А князь наш все не закрывал рта, но дела его шли чем далее, тем хуже. Вот его оттеснили уже в противоположный конец библиотеки. Вот он едва не упал, вот злополучная рапира задрожала в его руке как осиновый лист…
Мне уж и смотреть расхотелось. Барышня Михаэла, тоже отвернувшись, барабанила пальцами по стеклу окна. Сюзанн стояла, полураскрыв губки, Китти и Марцел кусали ногти.
«Ах, черт, — говорил я себе, — хоть бы он язык-то придержал!» Где там! Князь знай молол:
— Этот прием, сударь, не годится и ничего вам не дает. Вам бы применить его чуть раньше, а теперь уже поздно! В старое время, в России еще, слыхал я, один капитан тоже так вот размахивал шпагой, послав секундантов к своему приятелю, — и знаете, чем это кончилось? Бедняга потерял руку! Не потому, впрочем, что противник ее ранил; нет — рука у него онемела от столь мощных размахов, почернела вся, точно при гангрене…
Я слушал все это с тягостным чувством, как вдруг — дзинь! — рапира вылетела из руки князя и отскочила туда, где стояли мои глобусы.
Поединок кончился; адвокат закричал от радости и поднял рапиру за острие, смеясь во все горло:
— Поражение! Вот это по мне! Барышня Михаэла, видите — мы отомщены! Барышня Михаэла!
Без конца повторяя это имя и давясь смехом, он подбежал, чтобы шлепнуть князя рапирой по заду.
А тот стоял, опустив руки, и молчал. Да и что было сказать бедняге? Что ему было делать? Вот теперь-то наконец он потерял нить разговора…
— Так, — произнесла Михаэла. — Ну, вот и все…
— Нет, не все! — перебил ее адвокат, который суетился и вообще вел себя как ненормальный. — Не все! Только теперь и начинается наша месть! Я приготовил для вас, князь, превосходный знак отличия. Мы приготовили вам роскошный головной убор, который вы, по-видимому, забыли захватить с собой из прошлого века…
С этими словами он забегал по библиотеке, отыскивая свою шляпную картонку.
В этой суматохе никто из нас не обратил внимания на Китти и Марцела. Не знаю, как они выбрались из зала. Я вспомнил о них тогда лишь, когда за ними побежал князь…
В ту минуту на лице старого интригана было такое же выражение, как у шлюхи, которая того и гляди разжалобит до слез весь трактир. Сейчас, когда на него собирались напялить маску, вполне им заслуженную, он показал истинное свое лицо.
Я сказал, что он смахивал в ту минуту на хнычущую девку, но, может быть, я несправедлив к нему, может быть, то было всего лишь обыкновенное человеческое лицо.
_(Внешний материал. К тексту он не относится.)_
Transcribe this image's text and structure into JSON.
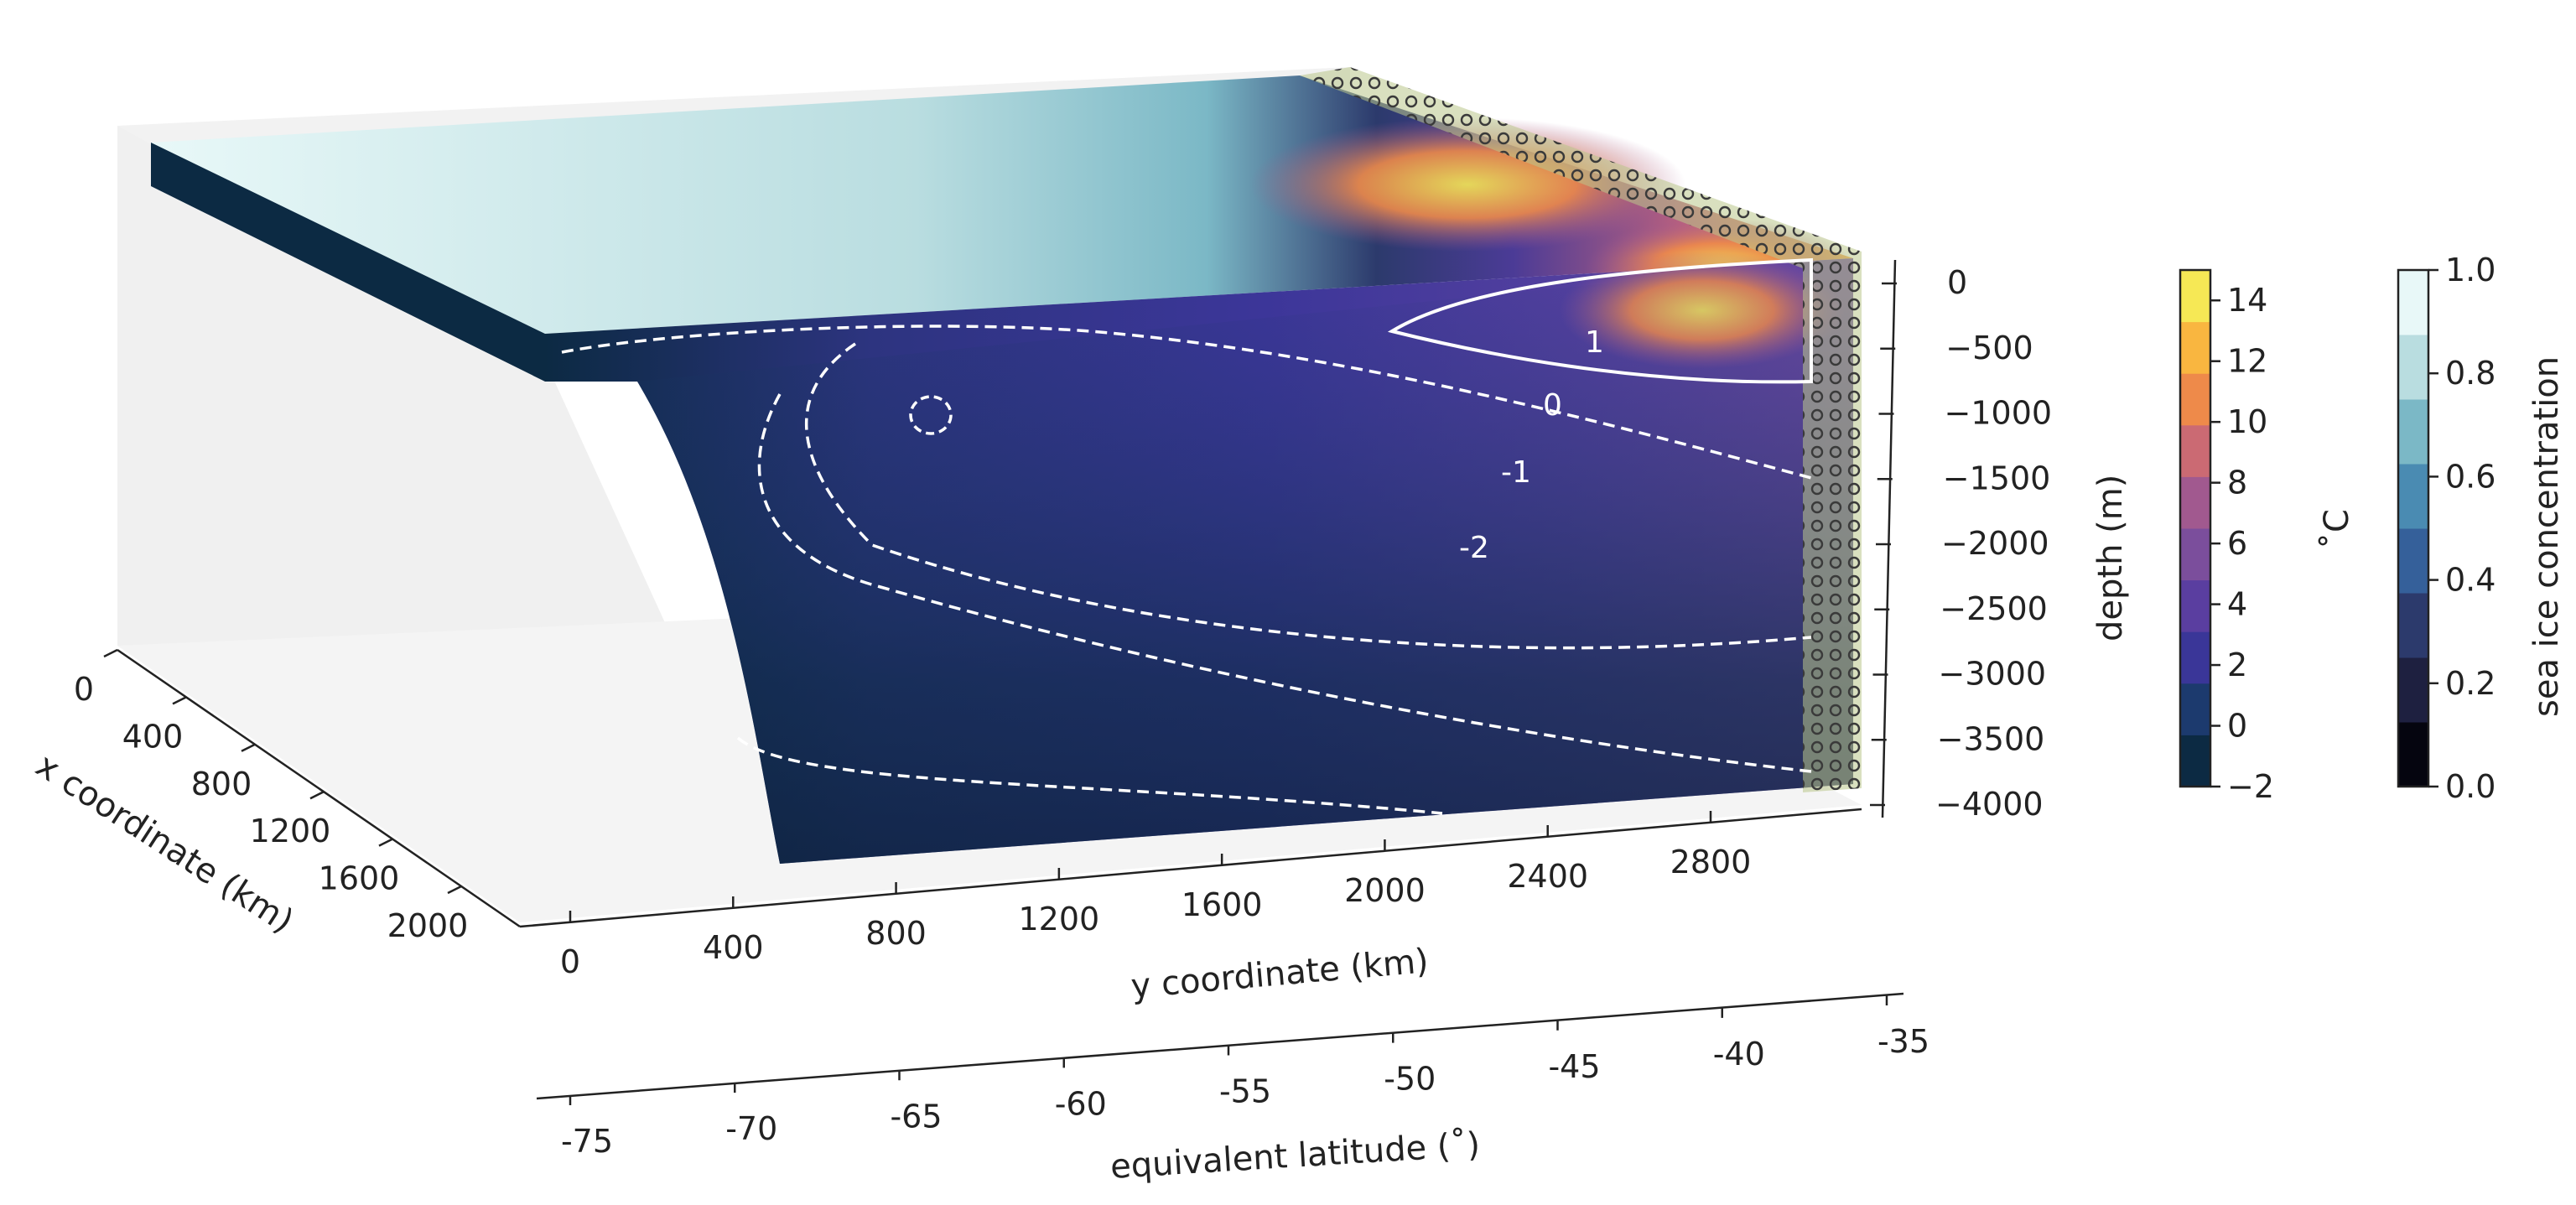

Кто виноват в том, что мне (видавшему плачущими только людей определенного сорта) напрашивалось такое сравнение! Оно неверно! Князь держался как человек, который ничего не скрывает, как мужчина, испытывающий сострадание и не следящий за мускулами своего лица.
Я видел, как он бросился к двери вслед за подростками. Китти, закрыв лицо ладонями, горестно рыдала. Марцел всхлипывал, уткнувшись в сгиб локтя.
Князь, смешной без куртки, долговязый, побежденный, жалкий, выбежал из библиотеки без единого слова извинения и схватил обоих в объятия. Вот он шепчет им что-то, но они по-прежнему плачут…
— Китти! Марцел! Китти!.. — восклицал князь, пятясь к дверям библиотеки и не отрывая глаз от детей.
Тут-то и подоспел адвокат, пряча за спиной парик и треуголку барона Мюнхгаузена.
Веселясь от души, он натянул на голову князя сначала парик, а затем и шляпу, да так резко, что едва не лопнули швы… А князь словно и не заметил. Он не замечал ни Михаэлы, ни Сюзанн, не оглянулся он и на меня. Он звал своих юных друзей и не видел никого, кроме них.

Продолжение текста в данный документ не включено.